Sitting cross legged for that length of time is agonising. But we had to try not to move. We were supposed to observe the discomfort and then observe the pain. It was a barrel of laughs as you can imagine.
The Centre was next to an abattoir and every so often you’d hear the pop of a gun killing a cow. The extreme heat, the intensity of the meditation, the isolation… I can’t say it was pleasurable. But it wasn’t meant to be pleasurable, it was meant to give you the tools to calm your monkey mind, and I regret not trying harder.
You’re not allowed to bring your phone in nor any reading material, it’s all about the meditation. I remember reading the instructions on the fire extinguisher a million times just to think about something other than my nostrils.
After a few days of focusing on our breath we were told to focus on other areas of our bodies. Sometimes I was able to focus my attention on sensations in my body for extended periods of time and without thoughts arising. Other times, I bloody hated it.
One day we were allowed a break and I went outside to see the most magnificent sunset. I went back into the meditation room filled with happiness until the teacher said, “Don’t get attached to that sunset, it’s impermanent.” It was all I could do not to murder him. Now, in hindsight, I see what he was getting at. When you get into meditating you find a contentment within yourself, accessible at all times. When you look to something external to please you you’re setting yourself up for disappointment because it’s out of your control.
I was agitated now, eager to get back to LA, see my friends and then move to Australia. I resented not being able to think about the past or the future, I wanted to agonise over them.

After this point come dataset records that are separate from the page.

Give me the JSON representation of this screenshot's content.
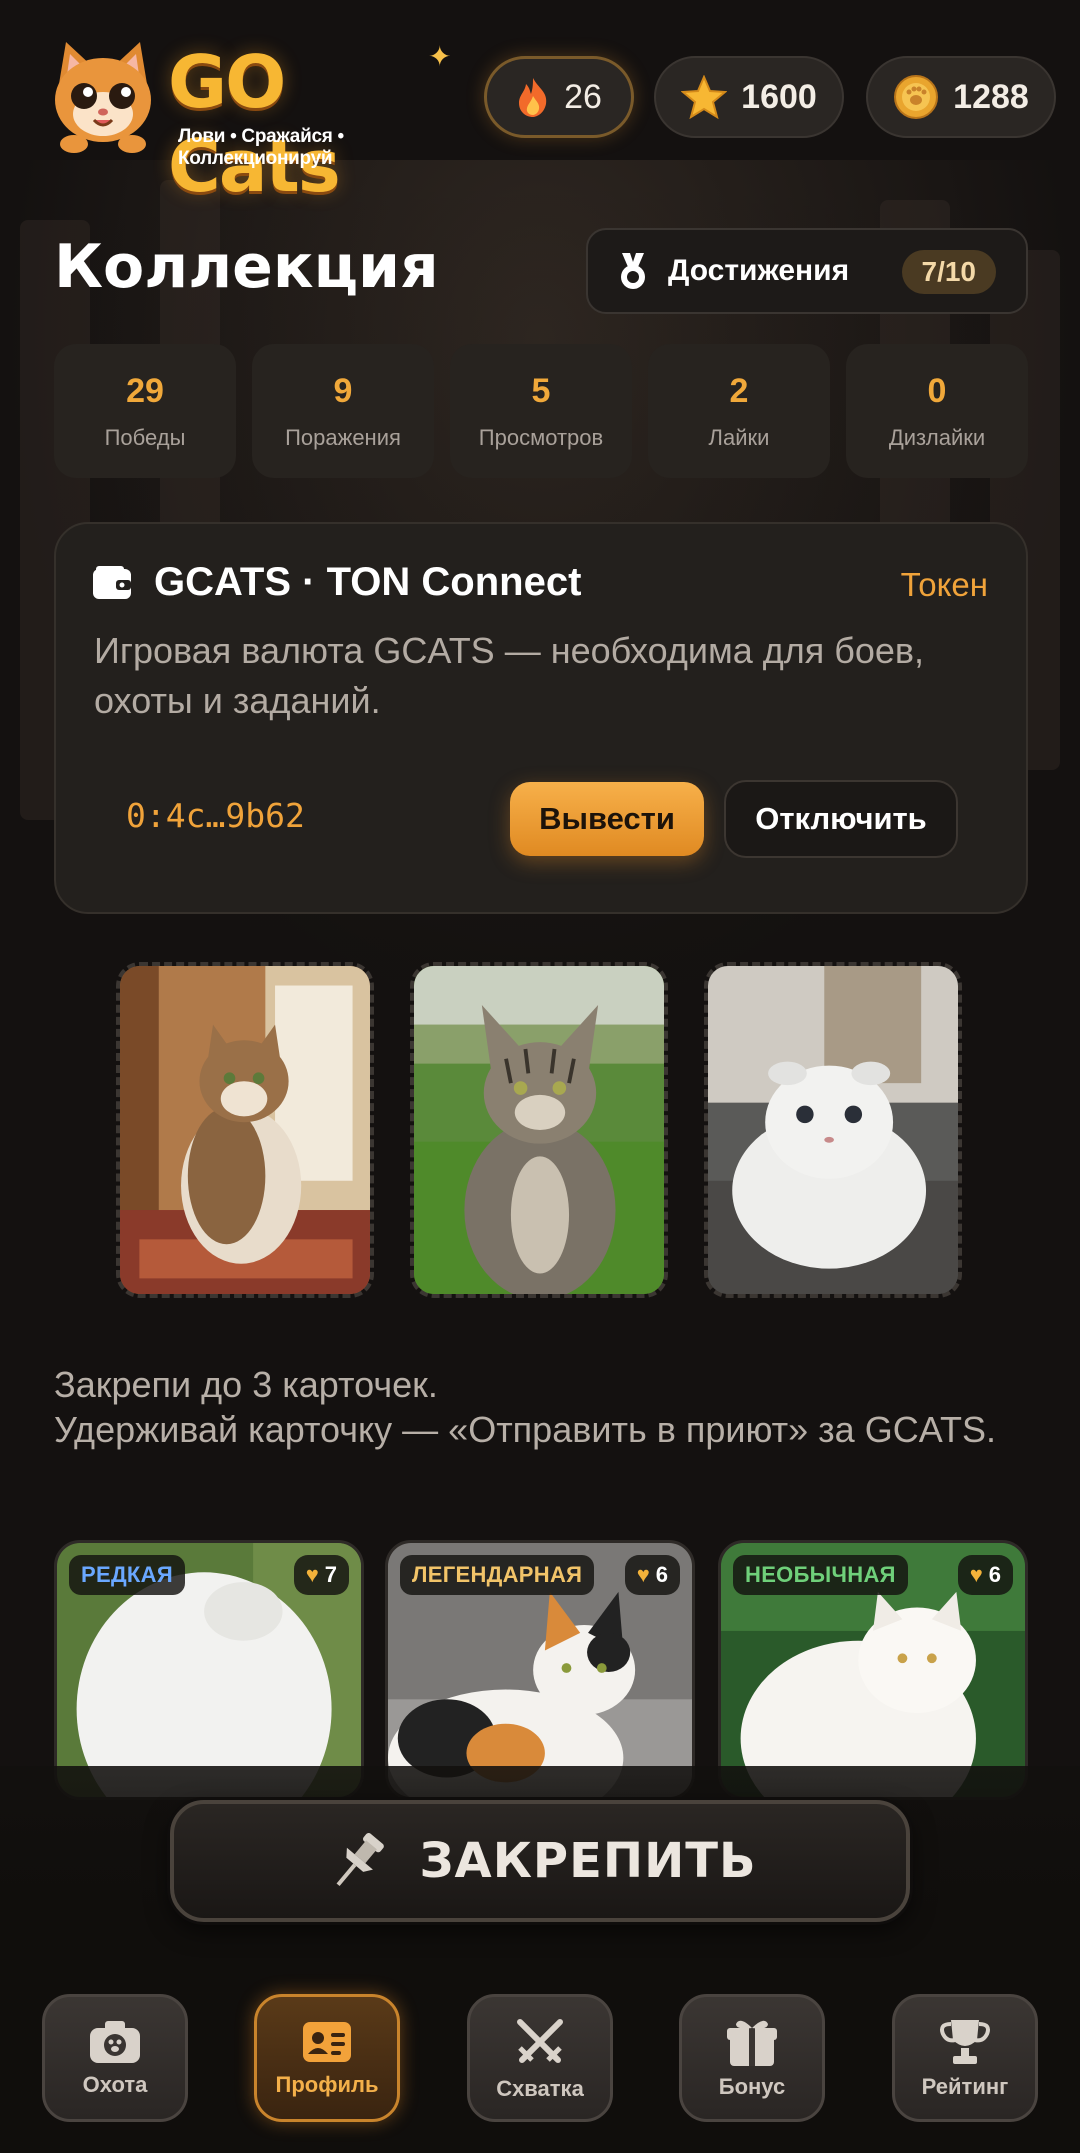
{
  "header": {
    "logo_title": "GO Cats",
    "logo_subtitle": "Лови • Сражайся • Коллекционируй",
    "streak": "26",
    "stars": "1600",
    "coins": "1288"
  },
  "collection": {
    "title": "Коллекция",
    "achievements_label": "Достижения",
    "achievements_progress": "7/10",
    "stats": [
      {
        "value": "29",
        "label": "Победы"
      },
      {
        "value": "9",
        "label": "Поражения"
      },
      {
        "value": "5",
        "label": "Просмотров"
      },
      {
        "value": "2",
        "label": "Лайки"
      },
      {
        "value": "0",
        "label": "Дизлайки"
      }
    ]
  },
  "wallet": {
    "title": "GCATS · TON Connect",
    "token_label": "Токен",
    "description": "Игровая валюта GCATS — необходима для боев, охоты и заданий.",
    "address": "0:4c…9b62",
    "withdraw_label": "Вывести",
    "disconnect_label": "Отключить"
  },
  "hint": {
    "line1": "Закрепи до 3 карточек.",
    "line2": "Удерживай карточку — «Отправить в приют» за GCATS."
  },
  "cards": [
    {
      "rarity": "РЕДКАЯ",
      "rarity_color": "#6aa8ff",
      "likes": "7"
    },
    {
      "rarity": "ЛЕГЕНДАРНАЯ",
      "rarity_color": "#f2c469",
      "likes": "6"
    },
    {
      "rarity": "НЕОБЫЧНАЯ",
      "rarity_color": "#6fd07a",
      "likes": "6"
    }
  ],
  "pin_button": {
    "label": "ЗАКРЕПИТЬ"
  },
  "nav": [
    {
      "label": "Охота",
      "icon": "camera-icon"
    },
    {
      "label": "Профиль",
      "icon": "profile-card-icon",
      "active": true
    },
    {
      "label": "Схватка",
      "icon": "crossed-swords-icon"
    },
    {
      "label": "Бонус",
      "icon": "gift-icon"
    },
    {
      "label": "Рейтинг",
      "icon": "trophy-icon"
    }
  ],
  "colors": {
    "accent": "#f0a33a",
    "background": "#141110",
    "card": "#23201d"
  }
}
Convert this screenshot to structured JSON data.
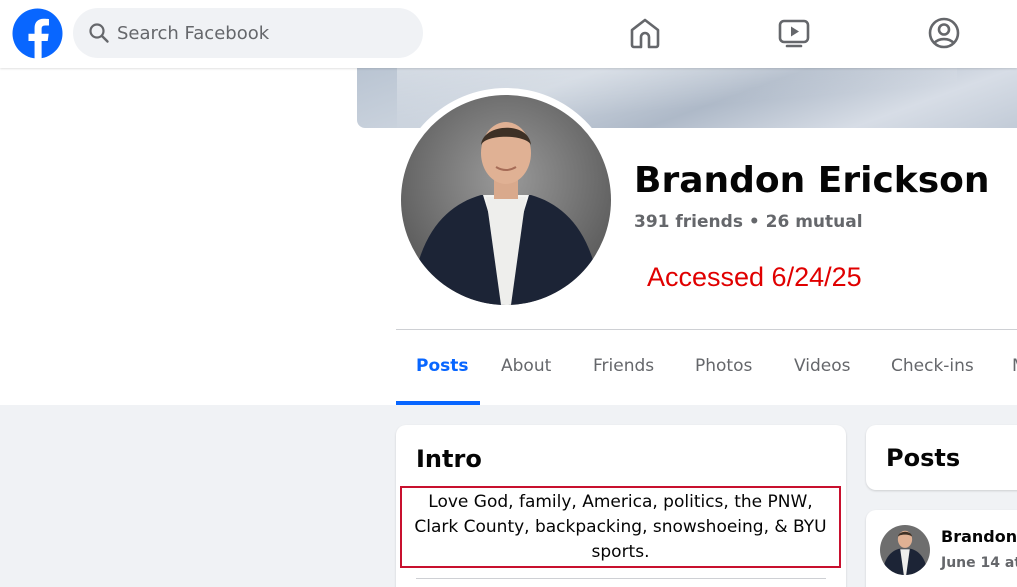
{
  "header": {
    "search_placeholder": "Search Facebook",
    "nav": [
      "home-icon",
      "video-icon",
      "profile-icon"
    ]
  },
  "profile": {
    "name": "Brandon Erickson",
    "friends_line": "391 friends • 26 mutual",
    "annotation": "Accessed 6/24/25"
  },
  "tabs": [
    {
      "label": "Posts",
      "active": true
    },
    {
      "label": "About"
    },
    {
      "label": "Friends"
    },
    {
      "label": "Photos"
    },
    {
      "label": "Videos"
    },
    {
      "label": "Check-ins"
    },
    {
      "label": "M"
    }
  ],
  "intro": {
    "title": "Intro",
    "bio_lines": [
      "Love God, family, America, politics, the PNW,",
      "Clark County, backpacking, snowshoeing, & BYU",
      "sports."
    ]
  },
  "posts": {
    "title": "Posts",
    "first_post": {
      "author": "Brandon",
      "date": "June 14 at"
    }
  },
  "colors": {
    "brand_blue": "#0866ff",
    "annotation_red": "#e00000",
    "highlight_box": "#c8102e"
  }
}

The 10 days finally came to an end. The nice lady who had driven me there asked if I wanted a lift back to Dallas and I said yes. We were both surprised to hear the sound of our own voices. We slowly adjusted to communicating again and when she discovered I didn’t have any plans for the night she kindly invited me to stay with her family. It sounds irresponsible of me not having lined up accommodation in advance, but it was a bit of an exercise in spontaneity and it turned out that I met wonderful people and got a much better insight into the country than I would have done by just staying at hotels.

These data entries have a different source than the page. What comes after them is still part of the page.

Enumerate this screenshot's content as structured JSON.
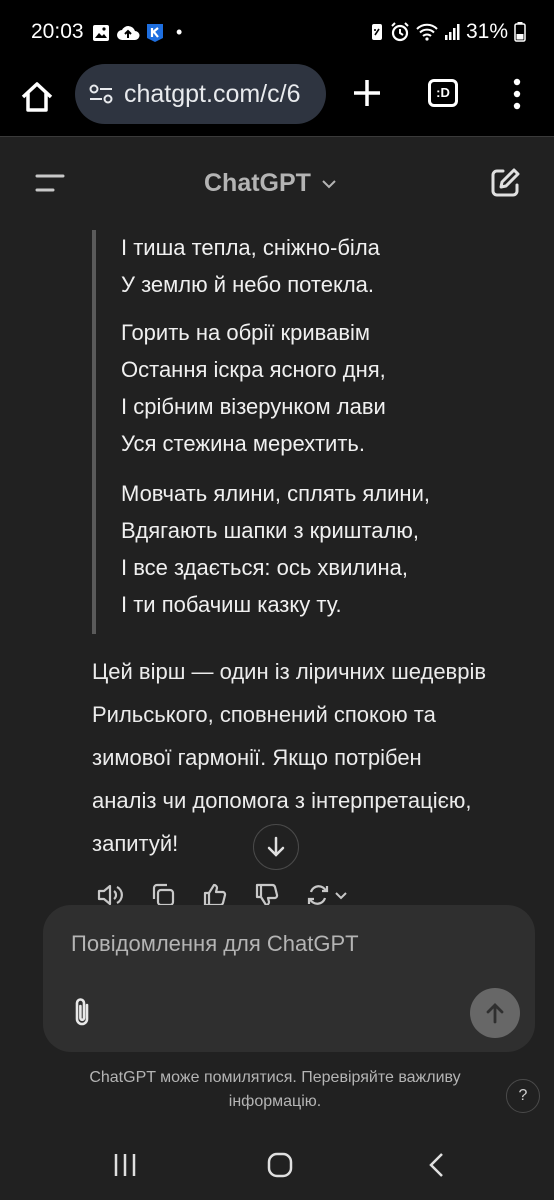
{
  "status_bar": {
    "time": "20:03",
    "battery": "31%",
    "dot": "•",
    "icons": [
      "gallery-icon",
      "cloud-upload-icon",
      "k-app-icon",
      "nfc-icon",
      "alarm-icon",
      "wifi-icon",
      "signal-icon",
      "battery-icon"
    ]
  },
  "browser": {
    "url": "chatgpt.com/c/6",
    "tabs_label": ":D"
  },
  "chat_header": {
    "title": "ChatGPT"
  },
  "message": {
    "stanzas": [
      [
        "І тиша тепла, сніжно-біла",
        "У землю й небо потекла."
      ],
      [
        "Горить на обрії кривавім",
        "Остання іскра ясного дня,",
        "І срібним візерунком лави",
        "Уся стежина мерехтить."
      ],
      [
        "Мовчать ялини, сплять ялини,",
        "Вдягають шапки з кришталю,",
        "І все здається: ось хвилина,",
        "І ти побачиш казку ту."
      ]
    ],
    "paragraph_lines": [
      "Цей вірш — один із ліричних шедеврів",
      "Рильського, сповнений спокою та",
      "зимової гармонії. Якщо потрібен",
      "аналіз чи допомога з інтерпретацією,",
      "запитуй!"
    ]
  },
  "composer": {
    "placeholder": "Повідомлення для ChatGPT"
  },
  "disclaimer": {
    "line1": "ChatGPT може помилятися. Перевіряйте важливу",
    "line2": "інформацію."
  },
  "help_label": "?"
}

We got to her house and she was overjoyed to be reunited with her kids again and while she hadn’t mastered meditating either, her new appreciation for her family had made the days away all worthwhile. I had a lovely evening with her family and in the morning I left to discover Dallas. I went to a café feeling overjoyed with life, but when I’d eaten I headed straight for the bathroom to purge. It was an all time low. I’d pinned everything on the retreat being able to cure me but I hadn’t even lasted 24 hours.

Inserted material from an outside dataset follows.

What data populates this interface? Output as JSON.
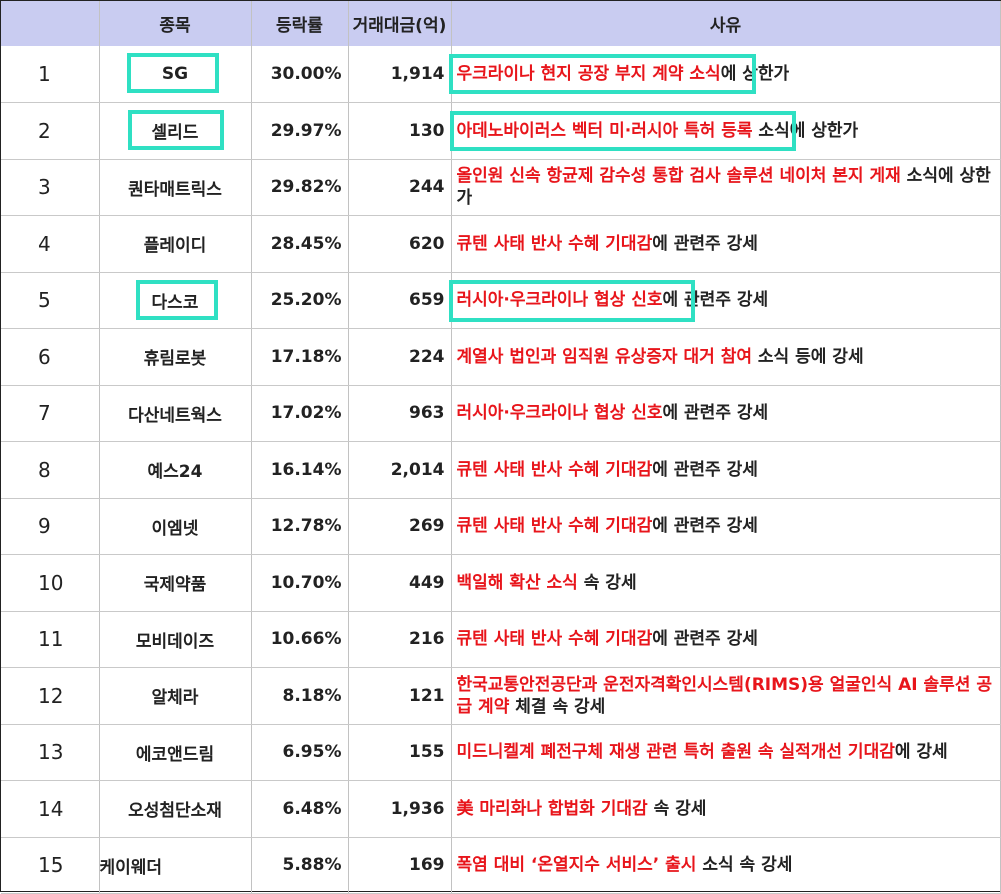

In a nutshell, the sensation of feeling full after eating used to make me feel disgusting. The only way to stop feeling disgusting was to get it all out. And then I felt revolting because making yourself sick is a deeply unpleasant experience, emotionally and physically traumatising. So I tried not eating, which isn’t sustainable. Eventually I’d eat, and I’d eat a lot because I was starving and then I’d feel full and disgusting and off we’d go again.
I flew back to LA and spent time with Zell and Vicky in the run up to Vicky’s beautiful wedding on Malibu Beach. It was so good to be with my friends, that comfort you can only get from people who have known you a long time and love you, warts and all. They kindly listened as I tried to convince them that moving to Australia for this stranger was a logical decision.
I just felt like I had to keep on going. Like a hamster on a wheel, the faster the hamster runs the faster the wheel turns. I didn’t know how to get off.
I booked what turned out to be my final flight on my global adventure, a one way ticket to Melbourne.